Types of crystal defects — Schottky vs Frenkel with examples

easy CBSE JEE-MAIN NEET 4 min read

Question

Compare Schottky and Frenkel defects in ionic crystals. Give one example of each and explain how they affect density.

Solution — Step by Step

In a perfect crystal, every atom/ion is at its designated lattice position. Real crystals always have imperfections called defects. Point defects involve individual ions or vacancies.

There are two main types of stoichiometric point defects (where the ratio of cations to anions remains unchanged):

  • Schottky defect (vacancy defect)
  • Frenkel defect (dislocation defect)

In a Schottky defect, pairs of ions (one cation and one equal-charge anion) are missing from their lattice positions. The ions leave the crystal to maintain electrical neutrality — you cannot remove just one ion type without charging the crystal.

Key characteristics:

  • Equal number of cation and anion vacancies (for 1:1 salts)
  • No ions move to interstitial positions — ions are completely absent
  • Density decreases (vacancies reduce mass without changing volume significantly)
  • Common in compounds with ions of similar size

Examples: NaCl, KCl, KBr, CsCl, AgBr (Schottky AND Frenkel)

In NaCl: occasionally, one Na⁺ and one Cl⁻ are missing from their sites, creating paired vacancies. At room temperature, NaCl has roughly 1 Schottky defect per 10¹⁵ ions.

In a Frenkel defect, an ion (usually the smaller cation) leaves its normal lattice site and moves to an interstitial position (a gap between regular positions). The original site becomes vacant, but the ion is still present in the crystal.

Key characteristics:

  • The displaced ion occupies an interstitial space
  • Electrical neutrality is maintained (same number and types of ions — just misplaced)
  • Density does NOT change (same mass, same volume)
  • Common when there is a large size difference between cation and anion (small cation can fit interstitially)

Examples: AgCl, AgBr, AgI (all silver halides — Ag⁺ is small and can move to interstitial sites), ZnS (zinc blende)

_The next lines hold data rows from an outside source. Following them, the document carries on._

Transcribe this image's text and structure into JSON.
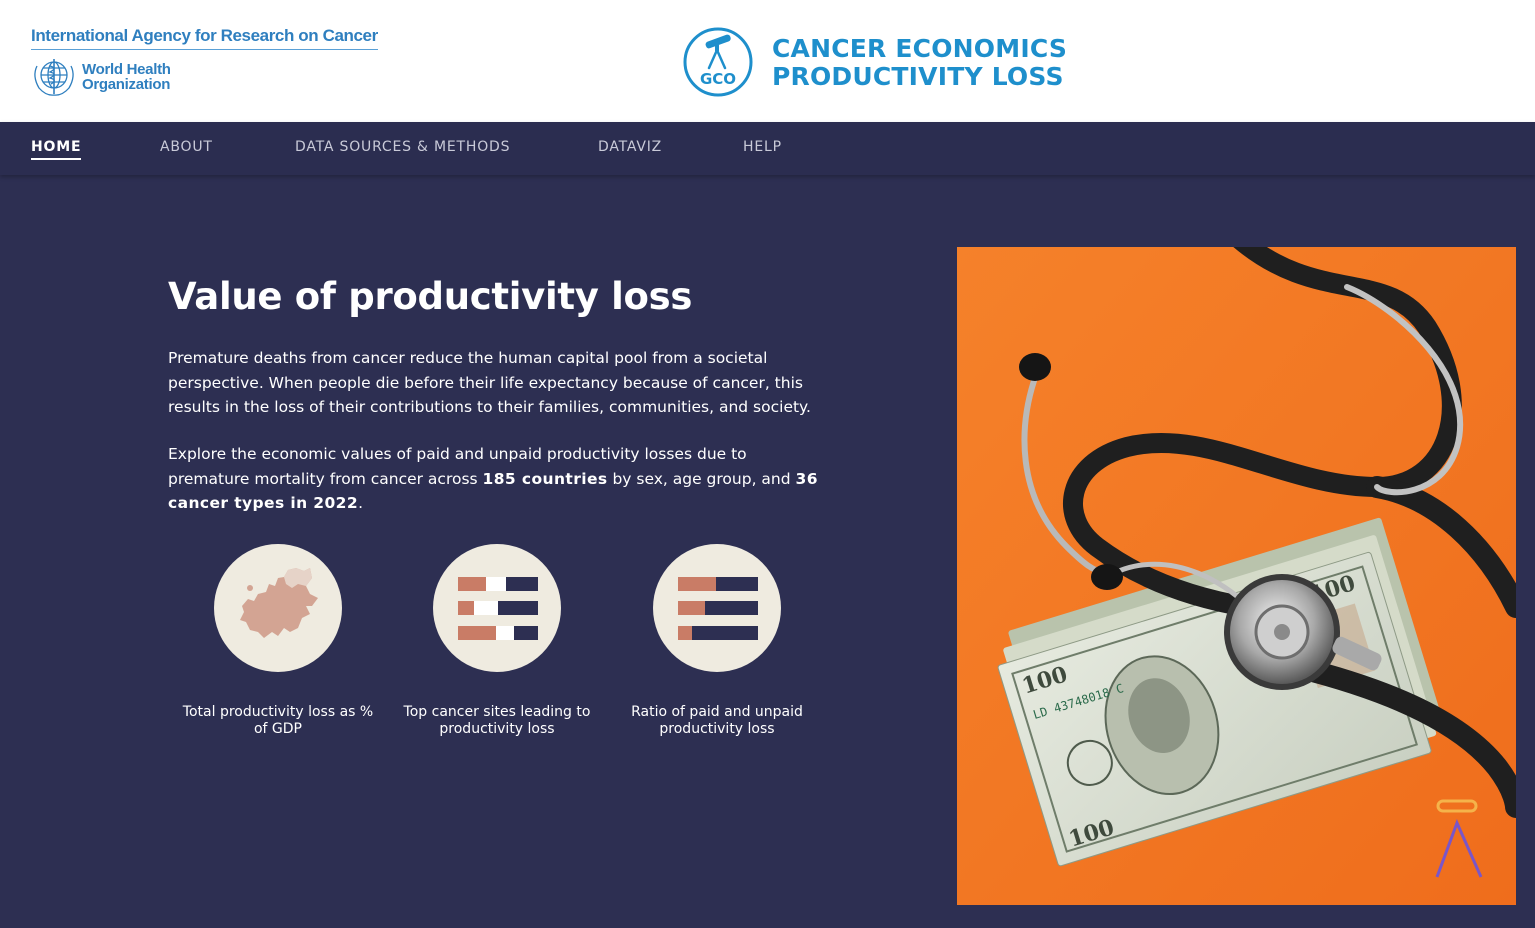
{
  "header": {
    "iarc_name": "International Agency for Research on Cancer",
    "who_line1": "World Health",
    "who_line2": "Organization",
    "logo_text": "GCO",
    "title_line1": "CANCER ECONOMICS",
    "title_line2": "PRODUCTIVITY LOSS"
  },
  "nav": {
    "items": [
      {
        "label": "HOME",
        "active": true
      },
      {
        "label": "ABOUT"
      },
      {
        "label": "DATA SOURCES & METHODS"
      },
      {
        "label": "DATAVIZ"
      },
      {
        "label": "HELP"
      }
    ]
  },
  "main": {
    "title": "Value of productivity loss",
    "para1": "Premature deaths from cancer reduce the human capital pool from a societal perspective. When people die before their life expectancy because of cancer, this results in the loss of their contributions to their families, communities, and society.",
    "para2_part1": "Explore the economic values of paid and unpaid productivity losses due to premature mortality from cancer across ",
    "para2_bold1": "185 countries",
    "para2_part2": " by sex, age group, and ",
    "para2_bold2": "36 cancer types in 2022",
    "para2_part3": ".",
    "cards": [
      {
        "label": "Total productivity loss as % of GDP",
        "icon": "europe-map-icon"
      },
      {
        "label": "Top cancer sites leading to productivity loss",
        "icon": "bar-ranking-icon"
      },
      {
        "label": "Ratio of paid and unpaid productivity loss",
        "icon": "ratio-bars-icon"
      }
    ]
  },
  "photo": {
    "subject": "stethoscope-on-dollar-bills-image",
    "bill_text": "LD 43748018 C"
  },
  "colors": {
    "nav_bg": "#2b2d50",
    "page_bg": "#2d2f52",
    "brand_blue": "#1e8fcc",
    "accent_salmon": "#c97c66",
    "card_circle": "#efebe0",
    "photo_bg": "#f07a22"
  }
}
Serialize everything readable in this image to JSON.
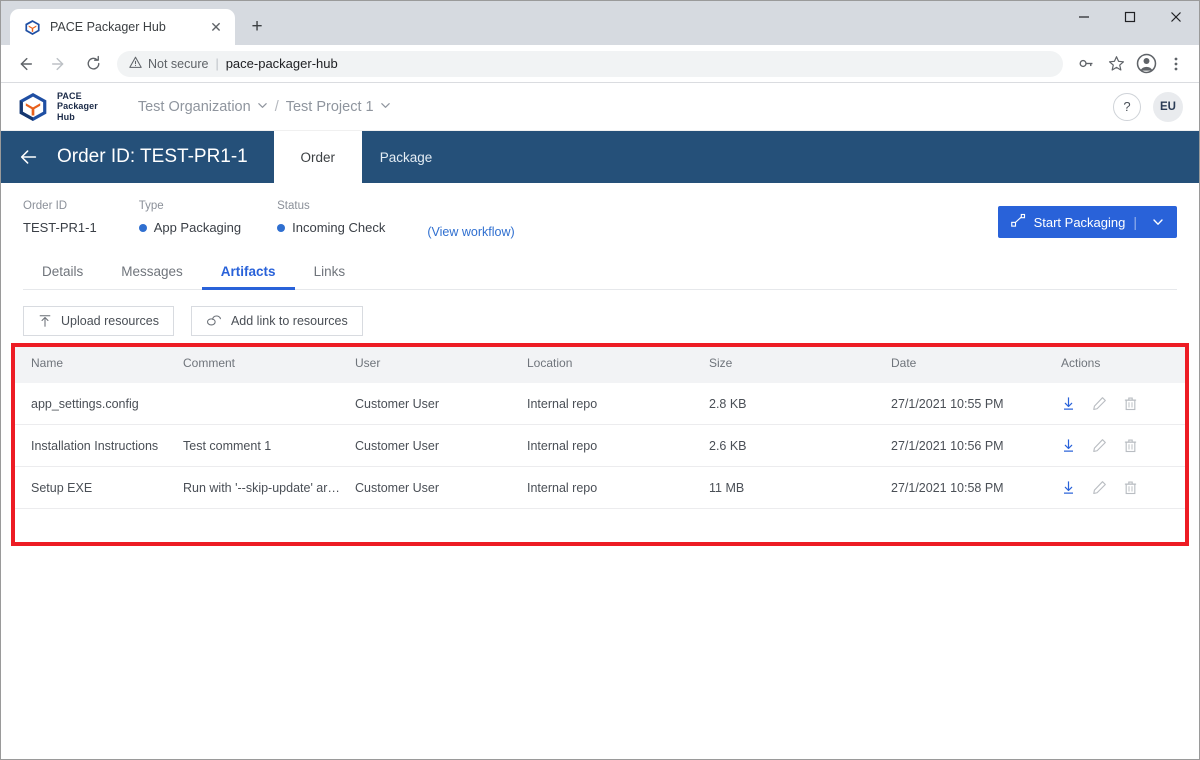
{
  "browser": {
    "tab": {
      "title": "PACE Packager Hub",
      "favicon_icon": "pace-cube-icon",
      "close_icon": "close-icon"
    },
    "new_tab_label": "+",
    "window_controls": {
      "minimize": "minimize-icon",
      "maximize": "maximize-icon",
      "close": "close-icon"
    },
    "nav": {
      "back": "back-arrow-icon",
      "forward": "forward-arrow-icon",
      "reload": "reload-icon"
    },
    "omnibox": {
      "security_label": "Not secure",
      "security_icon": "warning-triangle-icon",
      "separator": "|",
      "url": "pace-packager-hub"
    },
    "toolbar_icons": [
      "key-icon",
      "star-icon",
      "profile-avatar-icon",
      "more-vertical-icon"
    ]
  },
  "app": {
    "logo": {
      "line1": "PACE",
      "line2": "Packager",
      "line3": "Hub"
    },
    "breadcrumb": {
      "organization": "Test Organization",
      "separator": "/",
      "project": "Test Project 1"
    },
    "help_label": "?",
    "avatar_initials": "EU"
  },
  "order_header": {
    "back_icon": "back-arrow-icon",
    "title": "Order ID: TEST-PR1-1",
    "tabs": [
      {
        "label": "Order",
        "active": true
      },
      {
        "label": "Package",
        "active": false
      }
    ]
  },
  "meta": {
    "order_id": {
      "label": "Order ID",
      "value": "TEST-PR1-1"
    },
    "type": {
      "label": "Type",
      "value": "App Packaging",
      "dot_color": "#2f6fd0"
    },
    "status": {
      "label": "Status",
      "value": "Incoming Check",
      "dot_color": "#2f6fd0"
    },
    "workflow_link": "(View workflow)",
    "primary_button": {
      "label": "Start Packaging",
      "icon": "workflow-nodes-icon",
      "separator": "|",
      "caret_icon": "chevron-down-icon",
      "color": "#2962d9"
    }
  },
  "sub_tabs": [
    {
      "label": "Details",
      "active": false
    },
    {
      "label": "Messages",
      "active": false
    },
    {
      "label": "Artifacts",
      "active": true
    },
    {
      "label": "Links",
      "active": false
    }
  ],
  "resource_toolbar": [
    {
      "label": "Upload resources",
      "icon": "upload-icon"
    },
    {
      "label": "Add link to resources",
      "icon": "link-chain-icon"
    }
  ],
  "table": {
    "columns": [
      "Name",
      "Comment",
      "User",
      "Location",
      "Size",
      "Date",
      "Actions"
    ],
    "rows": [
      {
        "name": "app_settings.config",
        "comment": "",
        "user": "Customer User",
        "location": "Internal repo",
        "size": "2.8 KB",
        "date": "27/1/2021 10:55 PM"
      },
      {
        "name": "Installation Instructions",
        "comment": "Test comment 1",
        "user": "Customer User",
        "location": "Internal repo",
        "size": "2.6 KB",
        "date": "27/1/2021 10:56 PM"
      },
      {
        "name": "Setup EXE",
        "comment": "Run with '--skip-update' argu...",
        "user": "Customer User",
        "location": "Internal repo",
        "size": "11 MB",
        "date": "27/1/2021 10:58 PM"
      }
    ],
    "row_actions": [
      {
        "name": "download",
        "icon": "download-icon"
      },
      {
        "name": "edit",
        "icon": "pencil-icon"
      },
      {
        "name": "delete",
        "icon": "trash-icon"
      }
    ]
  },
  "annotation": {
    "highlight_color": "#ed1c24"
  }
}
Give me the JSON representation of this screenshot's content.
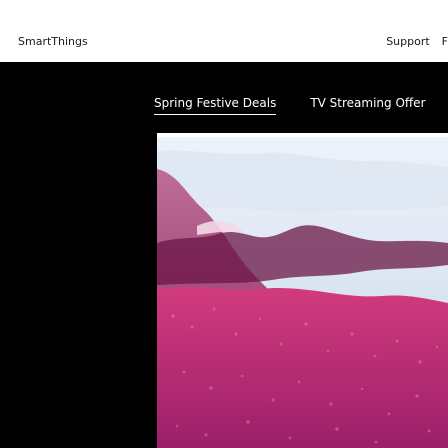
{
  "nav": {
    "brand": "SmartThings",
    "links": [
      "Support",
      "F"
    ]
  },
  "promo_tabs": [
    {
      "label": "Spring Festive Deals",
      "active": true
    },
    {
      "label": "TV Streaming Offer",
      "active": false
    }
  ],
  "colors": {
    "promo_background": "#000000",
    "sky": "#c8d6e8",
    "flower_field": "#9c1f6a"
  },
  "banner": {
    "icon": "spring-flower-field-image"
  }
}
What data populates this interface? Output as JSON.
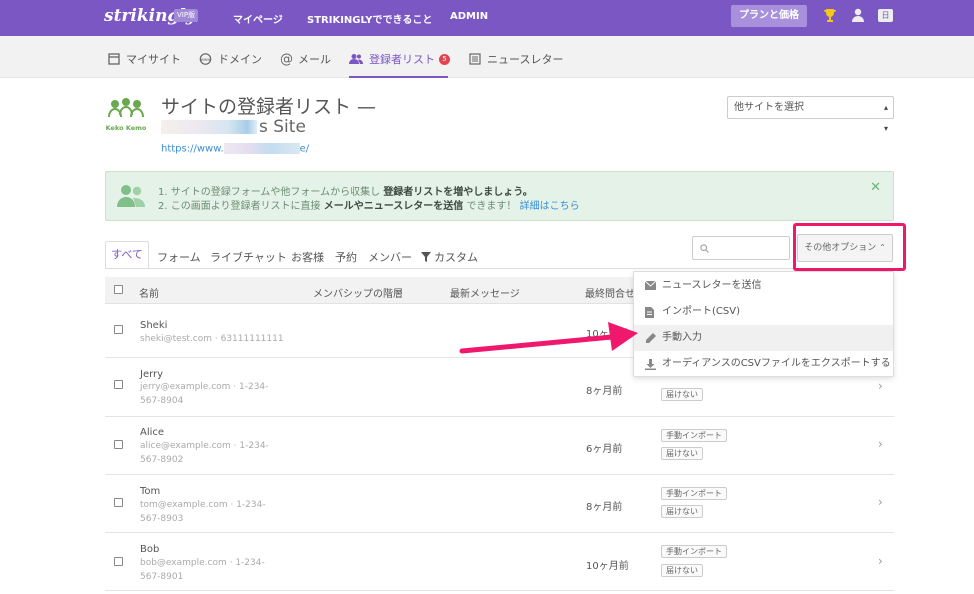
{
  "topbar": {
    "brand": "strikingly",
    "vip_badge": "VIP版",
    "nav": [
      "マイページ",
      "STRIKINGLYでできること",
      "ADMIN"
    ],
    "plan_button": "プランと価格",
    "lang_badge": "日"
  },
  "subnav": {
    "items": [
      {
        "label": "マイサイト",
        "icon": "monitor-icon"
      },
      {
        "label": "ドメイン",
        "icon": "www-icon"
      },
      {
        "label": "メール",
        "icon": "at-icon"
      },
      {
        "label": "登録者リスト",
        "icon": "people-icon",
        "badge": "5",
        "active": true
      },
      {
        "label": "ニュースレター",
        "icon": "newsletter-icon"
      }
    ]
  },
  "header": {
    "logo_text": "Keko Kemo",
    "title": "サイトの登録者リスト —",
    "site_name_suffix": "s Site",
    "url_prefix": "https://www.",
    "url_suffix": "e/",
    "site_select": "他サイトを選択"
  },
  "banner": {
    "line1_a": "1. サイトの登録フォームや他フォームから収集し",
    "line1_b": "登録者リストを増やしましょう。",
    "line2_a": "2. この画面より登録者リストに直接",
    "line2_b": "メールやニュースレターを送信",
    "line2_c": "できます！",
    "line2_link": "詳細はこちら"
  },
  "filters": {
    "tabs": [
      "すべて",
      "フォーム",
      "ライブチャット",
      "お客様",
      "予約",
      "メンバー",
      "カスタム"
    ],
    "options_button": "その他オプション"
  },
  "table": {
    "columns": [
      "名前",
      "メンバシップの階層",
      "最新メッセージ",
      "最終問合せ日"
    ],
    "rows": [
      {
        "name": "Sheki",
        "meta": "sheki@test.com · 63111111111",
        "date": "10ヶ月前",
        "tags": []
      },
      {
        "name": "Jerry",
        "meta": "jerry@example.com · 1-234-567-8904",
        "date": "8ヶ月前",
        "tags": [
          "届けない"
        ]
      },
      {
        "name": "Alice",
        "meta": "alice@example.com · 1-234-567-8902",
        "date": "6ヶ月前",
        "tags": [
          "手動インポート",
          "届けない"
        ]
      },
      {
        "name": "Tom",
        "meta": "tom@example.com · 1-234-567-8903",
        "date": "8ヶ月前",
        "tags": [
          "手動インポート",
          "届けない"
        ]
      },
      {
        "name": "Bob",
        "meta": "bob@example.com · 1-234-567-8901",
        "date": "10ヶ月前",
        "tags": [
          "手動インポート",
          "届けない"
        ]
      }
    ]
  },
  "menu": {
    "items": [
      {
        "label": "ニュースレターを送信",
        "icon": "envelope-icon"
      },
      {
        "label": "インポート(CSV)",
        "icon": "file-icon"
      },
      {
        "label": "手動入力",
        "icon": "pencil-icon",
        "highlighted": true
      },
      {
        "label": "オーディアンスのCSVファイルをエクスポートする",
        "icon": "download-icon"
      }
    ]
  },
  "colors": {
    "brand_purple": "#7b57c4",
    "annotation_pink": "#f0186c",
    "banner_green": "#e4f2e7",
    "link_blue": "#3b8fd6"
  }
}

In AgCl: occasionally, Ag⁺ (small cation) leaves its lattice position and occupies a gap in the crystal lattice, leaving a vacancy at its original position.

FeatureSchottky DefectFrenkel Defect
NatureIons absent (vacancies)Ions displaced to interstitial sites
Ions present?No (gone from crystal)Yes (in interstitial position)
Effect on densityDecreasesNo change
Electrical neutralityMaintained (equal vacancies)Maintained (same ions, different position)
Favoured bySimilar sized ionsLarge size difference (small cation)
ExamplesNaCl, KCl, KBrAgCl, AgBr, ZnS

Why This Works

Both defects maintain stoichiometry and electrical neutrality — that’s what makes them “stoichiometric defects.” The key difference is whether the displaced ions stay in the crystal (Frenkel — interstitial) or leave entirely (Schottky — vacancies).

The density effect follows directly: Schottky removes ions (less mass → lower density), while Frenkel just relocates them (mass unchanged → same density).

Alternative Method — Visual Analogy

Schottky: Imagine a hostel where some rooms are completely empty — the students left the building. Fewer students, same building size → lower “population density.”

Frenkel: Students moved from their assigned rooms to sleep in the corridors. Same number of students, same building → same “population density.”

Common Mistake

The most common confusion: saying “Frenkel defect decreases density.” It does NOT — the ions are still inside the crystal (in interstitial positions), so the total mass doesn’t change. Only Schottky defect decreases density because ions actually leave the crystal. Also: AgBr shows BOTH Schottky and Frenkel defects — this is specifically asked in JEE and CBSE. Don’t classify AgBr as only one type.

Frenkel = Floating ion (moves to interstitial), density Fixed (unchanged). Schottky = Stolen ion (leaves crystal), density Shrinks (decreases). This alliteration helps during exams.